À l’ouverture de la deuxième session de la XIVe législature, mardi à Libreville, le député du 1er siège Canton Océan-Ozouri, dans le département de Bendjé, Raphaël Christian Pekoue, a placé les préoccupations de ses électeurs au cœur de son action. Après plusieurs semaines d’intersession sur le terrain, l’élu demande au Gouvernement de tenir compte des difficultés exprimées par les populations, notamment dans la préparation du budget 2027.

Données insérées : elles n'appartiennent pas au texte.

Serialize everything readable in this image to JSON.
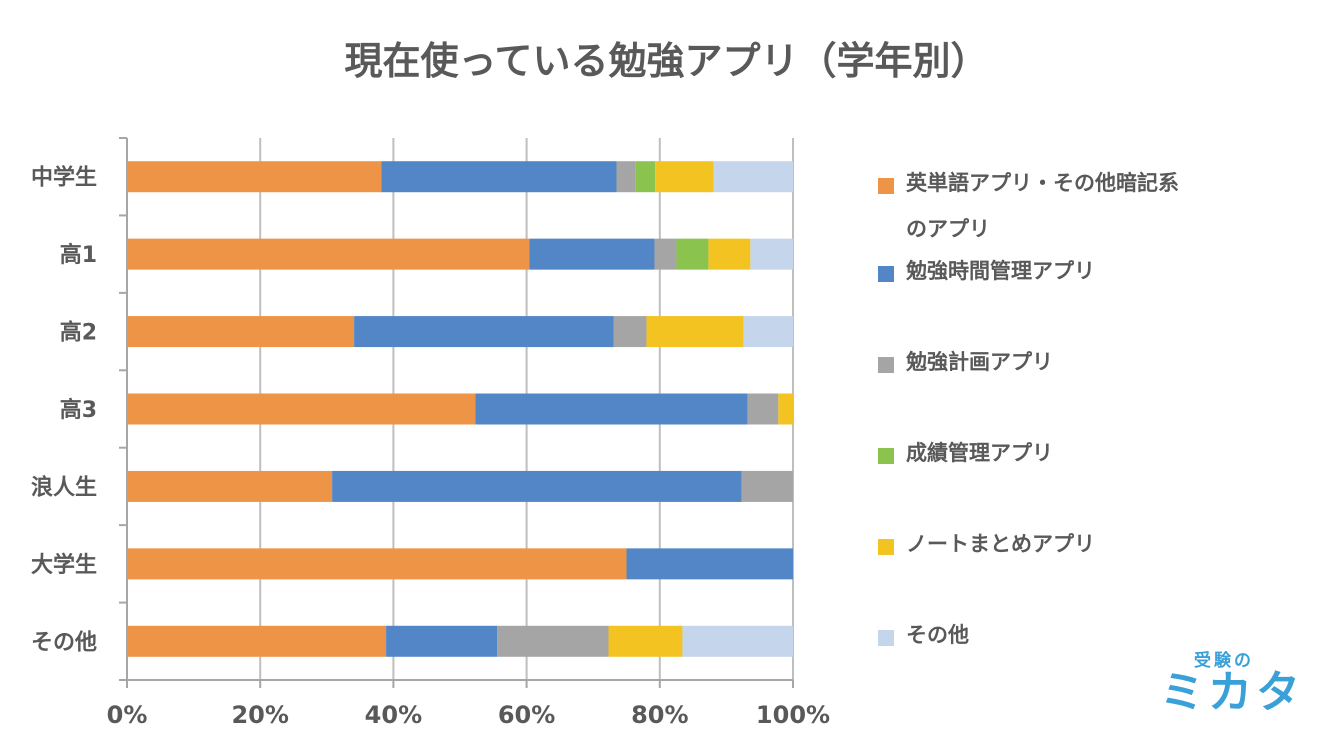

Durant cette période, Raphaël Christian Pekoue dit avoir multiplié les échanges avec les habitants de sa circonscription. Santé, éducation, routes, transport, accès à l’eau potable et à l’électricité, désenclavement et pouvoir d’achat figurent parmi les principales préoccupations relevées.
Pour le député, ces attentes doivent désormais trouver une place dans les débats de l’Assemblée nationale. Les décisions prises à Libreville ne peuvent, selon lui, rester éloignées des réalités vécues dans les quartiers et les villages.
« Nos populations ne demandent pas l’impossible. Elles demandent des résultats », soutient Raphaël Christian Pekoue.
Le budget 2027 constitue ainsi l’un des principaux enjeux de cette nouvelle session parlementaire. L’élu souhaite voir les ressources publiques orientées vers des besoins concrets, notamment la réhabilitation des structures sanitaires, l’amélioration des écoles, les infrastructures routières, les transports, les services essentiels et la lutte contre la vie chère.
Raphaël Christian Pekoue entend aussi renforcer son rôle de contrôle de l’action gouvernementale. Il veut suivre les engagements pris, examiner l’exécution des investissements et interpeller l’Exécutif lorsque les résultats attendus ne sont pas au rendez-vous.
« Un député de terrain ne doit pas seulement revenir vers les populations avec des comptes rendus. Il doit revenir avec des réponses concrètes », défend-il.
La même exigence concerne le Programme national de croissance et de développement. Pour l’élu de Bendjé, les orientations nationales doivent produire des effets visibles dans la vie quotidienne. Routes réhabilitées, écoles fonctionnelles, centres de santé équipés, meilleure desserte en eau et en électricité ou encore amélioration du pouvoir d’achat constituent, à ses yeux, les véritables critères d’évaluation de l’action publique.
À l’approche de l’examen du budget 2027, son message au Gouvernement tient en une formule : « Le Gouvernement doit entendre la voix du terrain ! ».